French law dictates that children are entitled to a share of any French property owned by the deceased, even if there is a surviving spouse. Conversely, under English law (if applicable), the testator would have testamentary freedom to choose to whom their personal death estate will devolve.
Introduced in 2015, the European Succession Regulation (the Regulation) sought to simplify matters. Broadly, it enables UK nationals to elect that English law (or the law of their nationality/habitual residence) should apply to the administration of their death estates.
While the UK has left the EU, the Regulation remains relevant for UK nationals living in the EU, as well as those living in the UK with assets in the EU.
However, French law introduced Article 913 of the Civil Code (the "Code") in November 2021. Article 913 overrides the Regulation so that heirs who do not inherit what they expect to under the forced heirship regime in France – due to the Regulation, or otherwise – are entitled to compensation for their disinherited share.

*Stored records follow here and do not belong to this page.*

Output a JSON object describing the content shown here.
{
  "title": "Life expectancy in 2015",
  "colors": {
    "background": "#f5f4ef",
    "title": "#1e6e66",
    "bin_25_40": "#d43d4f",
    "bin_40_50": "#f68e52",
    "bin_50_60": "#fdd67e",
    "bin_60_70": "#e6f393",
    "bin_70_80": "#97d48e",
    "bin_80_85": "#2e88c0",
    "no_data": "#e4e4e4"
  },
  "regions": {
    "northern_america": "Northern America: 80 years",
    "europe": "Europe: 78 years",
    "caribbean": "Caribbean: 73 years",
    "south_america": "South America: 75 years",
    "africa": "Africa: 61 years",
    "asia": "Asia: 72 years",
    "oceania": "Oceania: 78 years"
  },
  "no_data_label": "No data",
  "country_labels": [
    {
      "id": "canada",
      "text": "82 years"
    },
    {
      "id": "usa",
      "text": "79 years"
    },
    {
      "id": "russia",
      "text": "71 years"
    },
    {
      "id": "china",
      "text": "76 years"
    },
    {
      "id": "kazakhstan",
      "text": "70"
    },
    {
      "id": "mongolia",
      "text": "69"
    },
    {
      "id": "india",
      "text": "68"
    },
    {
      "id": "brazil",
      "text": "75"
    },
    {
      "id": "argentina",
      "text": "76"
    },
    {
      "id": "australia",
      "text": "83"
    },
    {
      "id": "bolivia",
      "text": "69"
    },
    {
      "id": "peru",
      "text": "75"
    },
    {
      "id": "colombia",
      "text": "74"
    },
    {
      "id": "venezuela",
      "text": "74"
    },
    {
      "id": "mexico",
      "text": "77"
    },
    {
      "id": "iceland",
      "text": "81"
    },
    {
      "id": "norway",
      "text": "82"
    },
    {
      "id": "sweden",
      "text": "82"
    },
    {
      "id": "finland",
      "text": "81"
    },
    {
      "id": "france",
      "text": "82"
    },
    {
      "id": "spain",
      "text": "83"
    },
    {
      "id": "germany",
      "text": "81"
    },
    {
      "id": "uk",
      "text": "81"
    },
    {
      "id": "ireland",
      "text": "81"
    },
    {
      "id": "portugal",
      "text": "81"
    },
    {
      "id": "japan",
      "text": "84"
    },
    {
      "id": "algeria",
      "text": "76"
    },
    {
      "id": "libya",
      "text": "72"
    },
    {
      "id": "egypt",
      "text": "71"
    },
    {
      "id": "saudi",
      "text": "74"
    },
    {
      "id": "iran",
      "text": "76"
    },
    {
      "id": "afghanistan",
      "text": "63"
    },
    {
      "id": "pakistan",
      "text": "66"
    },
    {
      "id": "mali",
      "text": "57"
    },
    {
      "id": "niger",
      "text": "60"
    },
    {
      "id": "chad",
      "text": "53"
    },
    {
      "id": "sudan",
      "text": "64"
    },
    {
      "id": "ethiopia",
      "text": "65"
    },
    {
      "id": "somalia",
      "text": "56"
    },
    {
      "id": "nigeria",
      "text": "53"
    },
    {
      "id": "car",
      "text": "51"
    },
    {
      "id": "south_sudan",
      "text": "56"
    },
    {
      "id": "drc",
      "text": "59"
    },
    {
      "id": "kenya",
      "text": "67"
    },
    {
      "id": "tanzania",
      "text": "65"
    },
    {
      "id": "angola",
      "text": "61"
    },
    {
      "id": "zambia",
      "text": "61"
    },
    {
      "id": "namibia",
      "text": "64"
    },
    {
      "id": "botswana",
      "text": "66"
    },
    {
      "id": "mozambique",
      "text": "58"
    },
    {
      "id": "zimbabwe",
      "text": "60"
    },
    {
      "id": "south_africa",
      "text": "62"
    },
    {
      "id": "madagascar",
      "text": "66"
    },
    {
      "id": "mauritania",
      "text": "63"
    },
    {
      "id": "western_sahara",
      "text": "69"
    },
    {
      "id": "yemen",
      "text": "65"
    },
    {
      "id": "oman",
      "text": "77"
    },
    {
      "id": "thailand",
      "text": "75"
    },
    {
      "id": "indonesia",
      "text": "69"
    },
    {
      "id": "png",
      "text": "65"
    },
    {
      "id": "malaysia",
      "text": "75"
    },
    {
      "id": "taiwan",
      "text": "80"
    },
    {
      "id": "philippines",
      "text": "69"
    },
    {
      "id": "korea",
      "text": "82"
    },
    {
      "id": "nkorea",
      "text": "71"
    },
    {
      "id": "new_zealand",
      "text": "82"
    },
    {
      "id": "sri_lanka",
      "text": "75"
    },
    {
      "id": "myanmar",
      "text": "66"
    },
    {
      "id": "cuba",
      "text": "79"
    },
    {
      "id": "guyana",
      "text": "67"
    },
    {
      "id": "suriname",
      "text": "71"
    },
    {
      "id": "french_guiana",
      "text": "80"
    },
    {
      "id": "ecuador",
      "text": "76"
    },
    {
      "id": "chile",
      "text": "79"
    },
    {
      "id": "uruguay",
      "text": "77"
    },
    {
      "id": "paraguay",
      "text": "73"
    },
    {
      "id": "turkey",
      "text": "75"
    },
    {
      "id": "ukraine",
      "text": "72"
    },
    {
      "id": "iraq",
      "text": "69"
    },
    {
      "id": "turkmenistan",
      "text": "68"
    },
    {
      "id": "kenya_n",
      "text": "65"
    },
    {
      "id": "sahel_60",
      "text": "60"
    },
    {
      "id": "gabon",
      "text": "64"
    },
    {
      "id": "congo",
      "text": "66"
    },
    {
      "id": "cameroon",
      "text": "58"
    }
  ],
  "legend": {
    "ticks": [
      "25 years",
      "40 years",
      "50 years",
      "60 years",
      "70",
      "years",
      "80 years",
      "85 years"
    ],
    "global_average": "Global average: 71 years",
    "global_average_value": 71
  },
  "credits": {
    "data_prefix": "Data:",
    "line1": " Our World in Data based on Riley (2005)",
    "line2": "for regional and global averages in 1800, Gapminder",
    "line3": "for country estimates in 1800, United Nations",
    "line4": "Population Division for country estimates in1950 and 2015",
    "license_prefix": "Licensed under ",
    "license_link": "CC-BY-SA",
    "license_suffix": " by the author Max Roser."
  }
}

The Code applies where French property forms part of the estate and either:
- The deceased was habitually resident in the EU, or an EU national; or
- At least one child of the deceased is habitually resident in the EU, or an EU national.
This means, if the deceased and their children are all UK nationals living in the UK, the Regulation continues to apply. By contrast if the deceased lived in France or another EU member state, or even lived in the UK but their UK national child lives in the EU, then the Code applies – making forced heirship applicable instead.
The Code runs counter to the Regulation. It is therefore likely to be challenged, but unless and until a successful challenge is mounted, UK nationals who live in the EU and own French property should be wary of the Code and its implications in relation to estate planning.